İkincisi, bu diyalogları esas alacak olursak, komutanlar AKP’nin Türkiye’yi uçuruma sürüklediği konusunda hemfikirler! Komutanlardan sadece Hilmi Özkök, muhtıra verilmesine karşı! Bu diyaloglardan Komutanlar’ın görevlerini doğru yaptıkları, AKP’nin yanlışlarına ortak olmadıkları anlaşılıyor! Yani mevcut sızdırma diyaloglar üzerinden dönemin generallerinin, kendilerini kamuoyu önünde aklamaya çalıştıklarını söyleyebilir miyiz?!
İddia edilen şu: Asker darbe yapmak istedi, Özkök de bu darbe girişimini önledi! İyi güzel de, tüm komutanlar darbe konusunda hemfikir ise Özkök tek başına bu darbe girişimini nasıl önlemiş?! Bu noktada bir bilgi eksikliği ya da illüzyon yok mu?!

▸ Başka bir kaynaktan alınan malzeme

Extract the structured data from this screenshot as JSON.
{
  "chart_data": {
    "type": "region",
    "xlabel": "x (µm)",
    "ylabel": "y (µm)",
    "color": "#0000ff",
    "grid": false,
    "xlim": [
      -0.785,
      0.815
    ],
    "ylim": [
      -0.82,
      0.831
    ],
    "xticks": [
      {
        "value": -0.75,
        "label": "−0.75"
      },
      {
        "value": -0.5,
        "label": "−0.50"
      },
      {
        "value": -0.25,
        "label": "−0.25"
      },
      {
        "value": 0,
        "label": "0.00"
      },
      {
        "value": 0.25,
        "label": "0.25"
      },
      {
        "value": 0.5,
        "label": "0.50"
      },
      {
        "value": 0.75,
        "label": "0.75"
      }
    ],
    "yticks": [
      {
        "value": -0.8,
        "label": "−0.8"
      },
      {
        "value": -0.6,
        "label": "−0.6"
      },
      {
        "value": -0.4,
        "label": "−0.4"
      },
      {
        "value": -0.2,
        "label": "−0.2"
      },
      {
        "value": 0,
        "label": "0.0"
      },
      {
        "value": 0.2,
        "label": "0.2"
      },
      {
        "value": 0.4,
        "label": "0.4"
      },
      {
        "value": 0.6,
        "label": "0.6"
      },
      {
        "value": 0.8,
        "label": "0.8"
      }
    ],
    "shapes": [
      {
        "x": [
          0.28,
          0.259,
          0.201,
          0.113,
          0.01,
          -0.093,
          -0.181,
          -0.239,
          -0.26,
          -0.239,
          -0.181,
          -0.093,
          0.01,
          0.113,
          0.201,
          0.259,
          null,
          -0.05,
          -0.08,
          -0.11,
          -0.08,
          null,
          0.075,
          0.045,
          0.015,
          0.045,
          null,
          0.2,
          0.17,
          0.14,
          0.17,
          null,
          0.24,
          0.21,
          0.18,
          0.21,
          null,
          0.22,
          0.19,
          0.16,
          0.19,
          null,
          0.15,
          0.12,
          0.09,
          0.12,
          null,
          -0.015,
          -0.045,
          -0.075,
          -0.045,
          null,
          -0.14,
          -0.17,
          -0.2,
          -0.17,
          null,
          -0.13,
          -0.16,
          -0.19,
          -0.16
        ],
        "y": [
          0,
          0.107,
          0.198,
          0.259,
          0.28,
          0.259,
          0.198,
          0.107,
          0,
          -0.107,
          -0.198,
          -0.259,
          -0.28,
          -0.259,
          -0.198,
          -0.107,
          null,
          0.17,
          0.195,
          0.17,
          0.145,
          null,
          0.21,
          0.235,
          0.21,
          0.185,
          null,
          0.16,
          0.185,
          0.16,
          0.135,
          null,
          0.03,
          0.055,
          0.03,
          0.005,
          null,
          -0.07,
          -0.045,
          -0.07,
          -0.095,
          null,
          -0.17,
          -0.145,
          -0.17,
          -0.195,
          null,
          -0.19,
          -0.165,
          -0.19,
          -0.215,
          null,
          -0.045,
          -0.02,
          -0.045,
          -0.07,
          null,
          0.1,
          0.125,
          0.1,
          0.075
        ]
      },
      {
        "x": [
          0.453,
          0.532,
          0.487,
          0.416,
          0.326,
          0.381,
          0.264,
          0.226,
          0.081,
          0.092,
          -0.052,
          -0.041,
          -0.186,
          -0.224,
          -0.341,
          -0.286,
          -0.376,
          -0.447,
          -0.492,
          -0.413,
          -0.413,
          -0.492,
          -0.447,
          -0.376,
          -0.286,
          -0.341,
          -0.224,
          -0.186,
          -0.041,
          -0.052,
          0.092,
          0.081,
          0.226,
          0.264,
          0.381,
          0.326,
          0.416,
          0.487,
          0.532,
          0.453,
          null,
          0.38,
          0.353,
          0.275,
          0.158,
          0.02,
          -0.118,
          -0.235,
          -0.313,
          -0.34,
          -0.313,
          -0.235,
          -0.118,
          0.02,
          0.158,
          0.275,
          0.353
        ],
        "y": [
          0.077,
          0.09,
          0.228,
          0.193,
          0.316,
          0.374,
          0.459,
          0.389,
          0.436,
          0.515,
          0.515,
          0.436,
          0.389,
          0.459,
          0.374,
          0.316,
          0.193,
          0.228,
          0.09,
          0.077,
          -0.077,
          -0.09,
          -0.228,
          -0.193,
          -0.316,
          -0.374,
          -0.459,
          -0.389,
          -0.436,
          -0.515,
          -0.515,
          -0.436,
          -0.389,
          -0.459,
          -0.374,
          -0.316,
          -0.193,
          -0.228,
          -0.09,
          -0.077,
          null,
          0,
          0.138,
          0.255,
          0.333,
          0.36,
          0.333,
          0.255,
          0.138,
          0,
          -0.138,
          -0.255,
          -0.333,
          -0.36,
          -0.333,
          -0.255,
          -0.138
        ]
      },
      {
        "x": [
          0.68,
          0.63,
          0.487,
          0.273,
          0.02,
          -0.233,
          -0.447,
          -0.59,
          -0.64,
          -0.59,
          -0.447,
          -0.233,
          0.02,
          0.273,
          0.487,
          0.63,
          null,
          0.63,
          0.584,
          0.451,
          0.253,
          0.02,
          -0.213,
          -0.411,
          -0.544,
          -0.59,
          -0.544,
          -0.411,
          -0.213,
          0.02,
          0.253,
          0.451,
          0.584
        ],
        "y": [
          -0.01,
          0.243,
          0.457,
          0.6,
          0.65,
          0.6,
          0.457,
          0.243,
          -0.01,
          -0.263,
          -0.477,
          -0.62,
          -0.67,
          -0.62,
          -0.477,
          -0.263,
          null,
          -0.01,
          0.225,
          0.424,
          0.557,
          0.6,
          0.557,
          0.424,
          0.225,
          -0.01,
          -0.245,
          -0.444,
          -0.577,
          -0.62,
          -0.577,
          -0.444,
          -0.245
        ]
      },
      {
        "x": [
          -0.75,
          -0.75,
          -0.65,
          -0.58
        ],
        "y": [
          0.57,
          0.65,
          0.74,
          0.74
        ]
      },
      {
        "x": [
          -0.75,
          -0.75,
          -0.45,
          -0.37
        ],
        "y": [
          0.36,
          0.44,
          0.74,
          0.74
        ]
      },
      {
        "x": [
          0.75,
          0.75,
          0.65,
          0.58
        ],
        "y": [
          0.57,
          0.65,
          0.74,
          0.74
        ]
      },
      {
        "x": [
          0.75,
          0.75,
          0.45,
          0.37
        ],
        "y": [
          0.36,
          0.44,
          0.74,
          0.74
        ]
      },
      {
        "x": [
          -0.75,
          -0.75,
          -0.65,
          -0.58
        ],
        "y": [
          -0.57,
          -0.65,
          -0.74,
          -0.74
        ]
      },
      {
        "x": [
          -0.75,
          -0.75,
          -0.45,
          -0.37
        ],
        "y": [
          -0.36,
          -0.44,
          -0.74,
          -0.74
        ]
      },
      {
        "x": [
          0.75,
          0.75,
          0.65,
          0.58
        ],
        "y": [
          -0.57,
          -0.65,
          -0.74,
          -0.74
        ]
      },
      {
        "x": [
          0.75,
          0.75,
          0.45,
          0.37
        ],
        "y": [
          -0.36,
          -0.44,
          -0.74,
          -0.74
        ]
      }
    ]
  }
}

Bu anlamda AKP Medyası’na, AKP Demokratları’na bir soru:
Misal, ABD & İsrail; AKP’nin söz verdiği halde İran saldırısında yan çizmesi üzerine Eylül ortalarında, Emniyet içinde örgütlenen Fetullahçı, AKP’li Emniyet Müdürleri’nin kendi aralarında yaptıkları “muhalif sesleri kısma, korkutma, sindirme” anafikirli “toplantı diyalogları”nı medyaya sızdırmaları halinde, nasıl bir demokrasi ya da karşı darbe tablosu ortaya çıkar dersiniz?!
(…)
Emekli Oramiral Özden Örnek’e ait olduğu iddia edilen “Darbe Günlükleri’nin, Emniyet İstihbarat tarafından eklemeler yapılan bir “çakma”, “kolaj günlük” olduğu gün geçtikçe anlaşılıyor!
Bu arada anlaşılan bir şey daha var:
O da AKP iktidarında sponsorlarla yükseltilen Örnek ailesinin, boş yere yükseltilmediği, böylesi bir operasyonda kullanılmak için önlerinin Gülen Cemaati tarafından özellikle açık tutulduğu!
Ezcümle, hem kuru fasülye yiyeceksin hem de gaz yapmasın diyeceksin, bu mümkün mü?!
(…)
Bir soru:
Darbe tartışmaları, diyalogları ne zaman gündeme geldi?!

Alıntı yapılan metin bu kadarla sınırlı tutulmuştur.